Thursday, February 15, 2007

Under the Eiffel Tower

Avenue Montaigne unfolds and concludes under the sign of the Eiffel Tower. What more perfect visual metonym for Paris, an ideal blend of austere modernity and a certain baroque passion, of lacy tracery constructed out of tempered steel. Yet Daniéle Thompson’s film, which opens today, is about the difficulties of accommodating oneself to the ultimate urban reality, the relentless forward motion of time that drives modern cities.

The film itself has a certain clockwork inevitability, from its opening montage of the city moving from night to the workday but, to Thompson’s credit, that inevitability never becomes predictability and she never yields to the temptations of melodrama or – for the most part – broad farce. The latter is rather surprising, given the presence of Valerie Lemercier in one of the central roles, a TV soap star playing in a Feydeau farce while desperately trying to get cast in an American megaproduction on the lives of Sartre and de Beauvoir.

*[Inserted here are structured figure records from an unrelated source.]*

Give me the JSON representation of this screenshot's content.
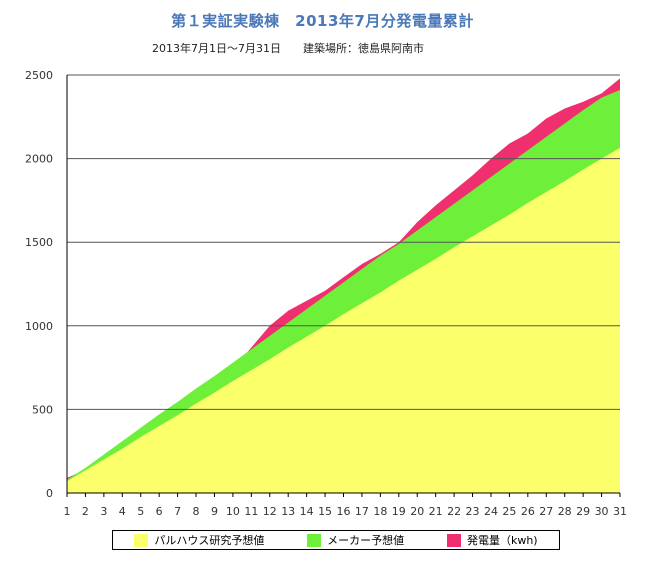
{
  "title": "第１実証実験棟　2013年7月分発電量累計",
  "subtitle": "2013年7月1日〜7月31日　　建築場所：徳島県阿南市",
  "chart_data": {
    "type": "area",
    "stacked": false,
    "x": [
      1,
      2,
      3,
      4,
      5,
      6,
      7,
      8,
      9,
      10,
      11,
      12,
      13,
      14,
      15,
      16,
      17,
      18,
      19,
      20,
      21,
      22,
      23,
      24,
      25,
      26,
      27,
      28,
      29,
      30,
      31
    ],
    "ylim": [
      0,
      2500
    ],
    "yticks": [
      0,
      500,
      1000,
      1500,
      2000,
      2500
    ],
    "grid": true,
    "legend_position": "bottom",
    "series": [
      {
        "name": "発電量（kwh)",
        "color": "#f0306e",
        "values": [
          90,
          140,
          210,
          280,
          350,
          420,
          490,
          560,
          640,
          740,
          870,
          1000,
          1090,
          1150,
          1210,
          1290,
          1370,
          1430,
          1500,
          1620,
          1720,
          1810,
          1900,
          2000,
          2090,
          2150,
          2240,
          2300,
          2340,
          2390,
          2480
        ]
      },
      {
        "name": "メーカー予想値",
        "color": "#6ef03a",
        "values": [
          80,
          150,
          230,
          310,
          390,
          470,
          545,
          625,
          700,
          780,
          860,
          940,
          1020,
          1100,
          1180,
          1260,
          1340,
          1420,
          1490,
          1570,
          1650,
          1730,
          1810,
          1890,
          1970,
          2050,
          2130,
          2210,
          2290,
          2365,
          2410
        ]
      },
      {
        "name": "パルハウス研究予想値",
        "color": "#fbff6a",
        "values": [
          70,
          135,
          200,
          265,
          335,
          400,
          465,
          535,
          600,
          670,
          735,
          800,
          870,
          935,
          1000,
          1070,
          1135,
          1200,
          1270,
          1335,
          1400,
          1470,
          1535,
          1600,
          1665,
          1735,
          1800,
          1865,
          1935,
          2000,
          2065
        ]
      }
    ]
  },
  "legend": {
    "items": [
      {
        "label": "パルハウス研究予想値",
        "color": "#fbff6a"
      },
      {
        "label": "メーカー予想値",
        "color": "#6ef03a"
      },
      {
        "label": "発電量（kwh)",
        "color": "#f0306e"
      }
    ]
  }
}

That is one of four major plotlines the film juggles with pleasing deftness. Claude Brasseur (still looking like a ladykiller 51 years after his film debut, albeit a bit more rumpled) is a self-made millionaire who is unloading a lifetime’s worth of great art while struggling with his estranged son (Christopher Thompson, who co-wrote the film with his mother Daniéle); Albert Dupontel is a famous concert pianist who has reached a crossroads in his career and his marriage. What ties the film together, gently, is the presence of a young waitress recently hired in the bar tabac that all the characters frequent. Cécile De France who plays Jessica, the young lady in question, at first struck me as a competitor with Audrey Tatou in the “horrifyingly perky” contest, but unlike the irksome Ms. Tatou, she has more than two expressions and actually brings a nice native, naïve intelligence to the character.

The result is a thoroughly pleasant blend of gentle comedy and gentle melodrama, a decidedly charming couple of hours in the theater. (The theaters in question in New York City are the Lincoln Plaza and the Angelika.)